Rund um die Geldanlage

Roboadvisor sollen das eigene Geld perfekt anlegen

Der Begriff Roboadvisor fällt immer häufiger, wenn es um die private Kapitalanlage geht. Viele Anleger fragen sich jedoch, was damit eigentlich gemeint ist. Wie kann man das eigene Geld anlegen und sich dabei durch einen Roboadvisor unterstützen lassen? Mit welchen Kosten sollte man dabei rechnen? Und besonders wichtig ist natürlich, wie hoch die Rendite im besten Fall liegt.

Speziell bei den Kosten und bei der Rendite gibt es natürlich keine allgemeine Antwort. Hier spielen individuelle Aspekte nämlich die größte Rolle. Genau wie bei allen anderen Arten der Geldanlage geht es hier um eine Balance aus Chancen und Risiken. Wie genau diese Balance aussieht, müssen Investoren für sich selbst festlegen. Auf dieser Basis kann der Roboadvisor dann im Alltag eine wertvolle Hilfe sein. In diesem Artikel erläutern wir, worum es bei dieser Technik genau geht und welche Vorteile sich daraus für private Kunden ergeben.

Was genau ist ein Roboadvisor?

Das Wort selbst setzt sich aus den englischen Begriffen “Robot” (Roboter) und “Advisor” (Berater) zusammen. Damit wird das Funktionsprinzip bereits sehr gut beschrieben. Im Prinzip übernimmt hier nämlich ein Roboter – oder vielmehr eine Software – die Aufgaben, die sonst ein menschlicher Berater hat. Auf der Basis der Vorgaben des Anlegers werden Empfehlungen für Investitionen in bestimmte Arten von Geldanlagen gegeben. Auf Wunsch kann der Roboadvisor diese auch automatisch umsetzen.

» Hier geht es zu unserem großen Vergleich verschiedener Roboadvisor

Die Grundlagen für die Empfehlungen, die ein Roboadvisor gibt, sind in der entsprechenden Software zu finden. Oft wird diese zudem als künstliche Intelligenz beschrieben. Dieser Begriff ist jedoch nicht besonders gut definiert, deshalb klingt das vielleicht nach ein wenig mehr Leistung als tatsächlich möglich ist. Wissenschaftliche Erkenntnisse über optimale Varianten für private Formen der Geldanlage sind jedoch in den meisten Fällen sehr wichtig.

Diese Erkenntnisse werden dann mit weiteren Faktoren kombiniert.
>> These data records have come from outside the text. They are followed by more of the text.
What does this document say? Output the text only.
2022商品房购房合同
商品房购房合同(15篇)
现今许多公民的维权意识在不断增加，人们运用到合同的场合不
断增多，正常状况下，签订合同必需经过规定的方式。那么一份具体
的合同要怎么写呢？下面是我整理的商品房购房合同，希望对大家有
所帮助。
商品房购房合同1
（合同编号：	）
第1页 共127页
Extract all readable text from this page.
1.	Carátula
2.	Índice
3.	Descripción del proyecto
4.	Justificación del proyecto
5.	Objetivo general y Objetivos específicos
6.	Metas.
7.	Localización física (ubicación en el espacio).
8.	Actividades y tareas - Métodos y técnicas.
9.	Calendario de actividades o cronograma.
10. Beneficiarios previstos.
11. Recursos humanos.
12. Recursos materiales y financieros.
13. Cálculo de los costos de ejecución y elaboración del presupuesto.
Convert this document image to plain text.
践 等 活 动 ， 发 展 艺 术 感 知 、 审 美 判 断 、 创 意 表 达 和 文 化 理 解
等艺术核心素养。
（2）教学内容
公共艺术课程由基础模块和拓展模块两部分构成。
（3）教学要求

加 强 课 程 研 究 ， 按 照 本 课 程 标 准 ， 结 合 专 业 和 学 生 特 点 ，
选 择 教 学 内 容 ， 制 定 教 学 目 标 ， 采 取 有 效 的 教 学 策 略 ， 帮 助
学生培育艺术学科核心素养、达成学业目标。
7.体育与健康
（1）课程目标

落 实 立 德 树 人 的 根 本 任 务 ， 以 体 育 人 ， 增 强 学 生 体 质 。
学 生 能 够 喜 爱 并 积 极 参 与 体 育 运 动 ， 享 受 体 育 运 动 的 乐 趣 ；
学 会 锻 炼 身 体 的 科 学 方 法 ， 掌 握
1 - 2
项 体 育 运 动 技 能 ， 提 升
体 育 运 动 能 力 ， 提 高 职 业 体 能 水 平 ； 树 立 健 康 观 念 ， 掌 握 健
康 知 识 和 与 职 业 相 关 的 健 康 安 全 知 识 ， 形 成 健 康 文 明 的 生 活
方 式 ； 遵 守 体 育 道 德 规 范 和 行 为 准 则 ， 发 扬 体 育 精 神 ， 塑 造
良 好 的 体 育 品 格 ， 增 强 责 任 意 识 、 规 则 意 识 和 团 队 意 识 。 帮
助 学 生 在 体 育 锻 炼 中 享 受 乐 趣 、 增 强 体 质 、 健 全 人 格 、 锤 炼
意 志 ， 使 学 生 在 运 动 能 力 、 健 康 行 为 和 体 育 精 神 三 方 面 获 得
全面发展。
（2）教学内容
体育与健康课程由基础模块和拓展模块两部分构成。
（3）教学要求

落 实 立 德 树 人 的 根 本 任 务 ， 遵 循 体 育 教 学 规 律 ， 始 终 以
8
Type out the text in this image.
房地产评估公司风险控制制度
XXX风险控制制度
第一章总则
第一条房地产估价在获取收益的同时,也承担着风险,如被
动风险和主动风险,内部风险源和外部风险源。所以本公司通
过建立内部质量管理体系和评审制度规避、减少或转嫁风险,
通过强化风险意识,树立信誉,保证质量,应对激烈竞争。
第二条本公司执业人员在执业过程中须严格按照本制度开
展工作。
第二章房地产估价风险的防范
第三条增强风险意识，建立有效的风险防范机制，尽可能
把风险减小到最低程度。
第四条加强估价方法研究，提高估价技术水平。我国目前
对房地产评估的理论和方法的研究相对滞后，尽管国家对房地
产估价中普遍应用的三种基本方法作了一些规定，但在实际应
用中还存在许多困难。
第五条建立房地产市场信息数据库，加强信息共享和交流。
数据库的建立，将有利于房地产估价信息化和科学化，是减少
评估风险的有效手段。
Bei einer Direktbank können über einen Roboadvisor zum Beispiel nur Anteile an bestimmten Aktienfonds oder ETFs gekauft werden. Obwohl diese Auswahl bereits sehr umfangreich ist, wird nicht der gesamte Markt abgedeckt. In der Praxis sollte Anleger das jedoch nicht abschrecken. Wer sich selbst nicht damit beschäftigen will, wie das eigene Vermögen angelegt werden sollte, ist mit dieser Variante oft sehr gut bedient.

Geringe Kosten, einfache Nutzung

Grundsätzlich ist der größte Vorteil bei einem Roboadvisor, dass die Kosten im Vergleich zu einem klassischen Finanzberater deutlich geringer ausfallen. Wie hoch die Gebühren im Einzelfall liegen, ist jedoch unter anderem vom gewünschten Service abhängig. Grundsätzlich gibt es dabei drei unterschiedliche Gruppen:

  • Reine Beratung: Diese Roboadvisor beschränken sich darauf, auf der Basis der Vorgaben des Anlegers das optimale Portfolio zu ermitteln. Umsetzen muss man das dann selbst, indem man entsprechende Wertpapiere kauft.
  • Zusätzliche Fonds als Angebot: Neben dem richtigen Portfolio gibt es hier auch spezielle Angebote zu Aktien-, Renten- oder Dachfonds sowie – in erster Linie – zu sogenannten ETFs.
  • Komplette Verwaltung des Vermögens: Hier werden die empfohlenen Anlagen sofort in die Praxis umgesetzt. Dazu muss in der Regel ein Budget festgelegt werden, dass über den Roboadvisor investiert wird.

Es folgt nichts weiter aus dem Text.